Where the competition law issue (e.g. price fixing, merger etc.) only has an impact upon UK markets (i.e. is restricted to the UK), then the CMA has jurisdiction and the UK rules will apply. However, where the conduct has an impact on EU markets/citizens (e.g. where you participated in an EU-wide cartel or where the conduct may affect trade in the EU or the EU market), the European Commission may assert its jurisdiction and the EU rules will also apply.
After 29 March 2019, organisations which operate across the EU (as well as the UK) may be subject to the jurisdiction of both the EU and UK in relation to competition matters.
If we leave the EU without a “deal,” the UK competition regime will continue to apply and be enforced by the CMA. The CMA, however, will no longer be bound by future EU case law (issued from the European Court of Justice – CJEU and the European Commission), although we would expect such case law to be taken into account given the similarity of the underlying provisions.
The current block exemptions under the EU legislation will be transposed into UK law. Therefore, if you are currently relying on a block exemption under EU law, this will still apply until UK law changes.
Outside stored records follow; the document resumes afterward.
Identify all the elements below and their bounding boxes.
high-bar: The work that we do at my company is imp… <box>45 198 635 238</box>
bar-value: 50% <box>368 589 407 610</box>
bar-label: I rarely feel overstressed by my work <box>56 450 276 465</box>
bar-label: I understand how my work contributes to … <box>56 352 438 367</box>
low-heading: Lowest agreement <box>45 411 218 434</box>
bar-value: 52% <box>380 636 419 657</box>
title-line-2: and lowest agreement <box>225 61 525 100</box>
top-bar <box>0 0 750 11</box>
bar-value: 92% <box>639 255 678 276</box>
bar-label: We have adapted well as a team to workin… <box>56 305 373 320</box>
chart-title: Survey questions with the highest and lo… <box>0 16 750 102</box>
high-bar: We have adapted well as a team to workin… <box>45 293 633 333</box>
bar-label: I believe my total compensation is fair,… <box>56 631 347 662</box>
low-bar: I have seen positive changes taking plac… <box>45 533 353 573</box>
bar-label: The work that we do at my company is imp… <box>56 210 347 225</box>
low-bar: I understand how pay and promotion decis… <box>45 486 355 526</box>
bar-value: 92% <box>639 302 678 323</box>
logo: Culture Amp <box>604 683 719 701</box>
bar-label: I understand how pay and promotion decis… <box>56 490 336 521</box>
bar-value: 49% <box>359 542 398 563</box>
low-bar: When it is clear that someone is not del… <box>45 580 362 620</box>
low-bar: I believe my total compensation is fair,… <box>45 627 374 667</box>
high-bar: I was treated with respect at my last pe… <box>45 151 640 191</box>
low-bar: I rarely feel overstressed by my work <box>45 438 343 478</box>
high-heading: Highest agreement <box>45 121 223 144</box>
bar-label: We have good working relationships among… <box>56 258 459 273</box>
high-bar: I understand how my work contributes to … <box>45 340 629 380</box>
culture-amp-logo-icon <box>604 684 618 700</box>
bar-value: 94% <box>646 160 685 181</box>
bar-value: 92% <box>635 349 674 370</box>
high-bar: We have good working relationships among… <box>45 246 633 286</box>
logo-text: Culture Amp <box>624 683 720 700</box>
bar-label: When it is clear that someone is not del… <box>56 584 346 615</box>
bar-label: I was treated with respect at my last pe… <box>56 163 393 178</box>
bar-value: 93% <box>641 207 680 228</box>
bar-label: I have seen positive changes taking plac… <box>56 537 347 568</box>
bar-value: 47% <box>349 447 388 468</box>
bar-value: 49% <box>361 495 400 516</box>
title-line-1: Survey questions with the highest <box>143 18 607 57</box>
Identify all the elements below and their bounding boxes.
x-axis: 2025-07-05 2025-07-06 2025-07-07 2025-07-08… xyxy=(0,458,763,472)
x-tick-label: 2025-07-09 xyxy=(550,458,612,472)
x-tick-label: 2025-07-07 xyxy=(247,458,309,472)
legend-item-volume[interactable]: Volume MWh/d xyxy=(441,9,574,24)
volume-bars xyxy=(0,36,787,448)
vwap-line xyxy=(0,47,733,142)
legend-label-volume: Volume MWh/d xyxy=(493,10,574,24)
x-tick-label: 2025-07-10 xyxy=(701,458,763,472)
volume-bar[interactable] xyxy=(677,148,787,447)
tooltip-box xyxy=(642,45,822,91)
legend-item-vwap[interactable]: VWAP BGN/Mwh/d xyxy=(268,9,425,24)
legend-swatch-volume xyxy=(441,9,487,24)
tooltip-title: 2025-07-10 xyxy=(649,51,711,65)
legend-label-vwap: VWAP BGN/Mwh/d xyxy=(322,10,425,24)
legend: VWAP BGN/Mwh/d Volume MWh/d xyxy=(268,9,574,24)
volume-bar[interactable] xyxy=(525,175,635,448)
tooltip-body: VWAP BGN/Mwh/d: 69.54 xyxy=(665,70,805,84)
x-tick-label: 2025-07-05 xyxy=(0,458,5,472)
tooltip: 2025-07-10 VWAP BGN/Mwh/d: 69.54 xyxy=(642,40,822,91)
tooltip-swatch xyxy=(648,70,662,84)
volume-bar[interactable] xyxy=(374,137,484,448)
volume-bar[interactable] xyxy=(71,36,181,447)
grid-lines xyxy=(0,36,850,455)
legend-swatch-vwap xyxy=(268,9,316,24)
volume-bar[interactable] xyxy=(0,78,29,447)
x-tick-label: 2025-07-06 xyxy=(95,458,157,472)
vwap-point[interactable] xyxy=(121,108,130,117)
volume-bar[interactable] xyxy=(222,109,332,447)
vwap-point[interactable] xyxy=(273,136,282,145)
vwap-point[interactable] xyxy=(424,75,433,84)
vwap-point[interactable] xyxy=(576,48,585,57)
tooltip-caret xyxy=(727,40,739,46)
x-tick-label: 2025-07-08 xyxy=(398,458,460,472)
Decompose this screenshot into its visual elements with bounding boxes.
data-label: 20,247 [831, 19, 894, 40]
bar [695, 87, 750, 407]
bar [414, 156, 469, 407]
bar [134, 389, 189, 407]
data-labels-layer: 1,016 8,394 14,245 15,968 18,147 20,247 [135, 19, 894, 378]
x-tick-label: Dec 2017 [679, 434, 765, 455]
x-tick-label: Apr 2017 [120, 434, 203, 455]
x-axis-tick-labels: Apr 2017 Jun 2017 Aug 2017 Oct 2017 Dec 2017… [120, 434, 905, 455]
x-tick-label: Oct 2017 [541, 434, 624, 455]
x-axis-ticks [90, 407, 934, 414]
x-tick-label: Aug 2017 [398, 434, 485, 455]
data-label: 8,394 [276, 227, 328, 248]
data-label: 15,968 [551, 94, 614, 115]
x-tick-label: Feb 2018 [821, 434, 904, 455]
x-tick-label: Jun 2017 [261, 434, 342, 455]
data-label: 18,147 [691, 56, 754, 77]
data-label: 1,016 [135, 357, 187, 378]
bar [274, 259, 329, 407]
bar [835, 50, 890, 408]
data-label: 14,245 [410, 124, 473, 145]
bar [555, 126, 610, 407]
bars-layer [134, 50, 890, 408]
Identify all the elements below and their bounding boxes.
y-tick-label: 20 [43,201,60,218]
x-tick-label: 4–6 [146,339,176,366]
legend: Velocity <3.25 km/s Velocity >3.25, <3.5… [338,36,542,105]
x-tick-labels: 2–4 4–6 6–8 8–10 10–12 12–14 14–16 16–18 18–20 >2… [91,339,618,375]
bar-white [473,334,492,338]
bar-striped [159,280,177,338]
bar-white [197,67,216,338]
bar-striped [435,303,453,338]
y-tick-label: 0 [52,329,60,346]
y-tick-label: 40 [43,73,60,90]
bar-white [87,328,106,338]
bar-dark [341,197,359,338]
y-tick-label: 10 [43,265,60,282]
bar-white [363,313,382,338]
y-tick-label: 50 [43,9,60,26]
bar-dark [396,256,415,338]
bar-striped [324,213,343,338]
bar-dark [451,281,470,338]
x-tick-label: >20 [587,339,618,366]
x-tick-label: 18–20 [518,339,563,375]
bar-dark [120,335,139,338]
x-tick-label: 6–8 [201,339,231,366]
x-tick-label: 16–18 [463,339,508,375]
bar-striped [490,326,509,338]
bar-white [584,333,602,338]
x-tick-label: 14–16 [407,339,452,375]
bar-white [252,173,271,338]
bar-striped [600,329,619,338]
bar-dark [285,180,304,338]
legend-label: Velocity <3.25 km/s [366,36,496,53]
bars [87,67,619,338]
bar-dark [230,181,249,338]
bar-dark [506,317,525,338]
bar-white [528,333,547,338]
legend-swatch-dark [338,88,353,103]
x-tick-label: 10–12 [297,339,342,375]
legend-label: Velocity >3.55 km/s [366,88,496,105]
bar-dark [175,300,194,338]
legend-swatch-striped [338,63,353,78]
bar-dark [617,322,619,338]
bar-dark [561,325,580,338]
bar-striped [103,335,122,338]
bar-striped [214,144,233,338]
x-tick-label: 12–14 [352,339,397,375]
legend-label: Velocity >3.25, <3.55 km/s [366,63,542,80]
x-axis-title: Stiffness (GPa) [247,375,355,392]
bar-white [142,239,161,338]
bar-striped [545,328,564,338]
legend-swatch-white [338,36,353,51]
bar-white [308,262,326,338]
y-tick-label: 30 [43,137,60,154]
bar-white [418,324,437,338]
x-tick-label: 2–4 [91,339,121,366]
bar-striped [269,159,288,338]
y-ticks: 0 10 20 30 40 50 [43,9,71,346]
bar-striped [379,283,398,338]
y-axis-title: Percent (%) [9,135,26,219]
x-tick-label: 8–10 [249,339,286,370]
What about individuals and private damages actions?
At the moment, individuals who have been the victim of anti-competitive behaviour can rely on European decisions as a basis for a follow-on private damages action in the UK against such companies.
Post-Brexit, victims will no longer be able to rely on future EU decisions as evidence of per se infringement to bring a follow-on damages action in the UK, although they can and will be introduced as persuasive evidence of such.
What happens to live cases?
In the event of a “no-deal” Brexit, it is possible that the EU and UK could fail to reach an agreement as to the jurisdiction of “live” cases being considered by the EU. Where such is the position, the EU would continue its investigations where the conduct infringed the EU rules and the CMA would need to commence investigations in relation to any UK impact.
There are many regulatory changes and potential jurisdiction issues that will need to be negotiated between the UK and EU prior to 29 March 2019 and much of the foregoing remains in flux.
Finally, it should be noted that European competition regulators at both national and EU level regularly exchange information through the European Competition Network, and this is likely to continue post-Brexit.
Organisations concerned about state aid and/or competition laws should seek advice in relation to their specific circumstances.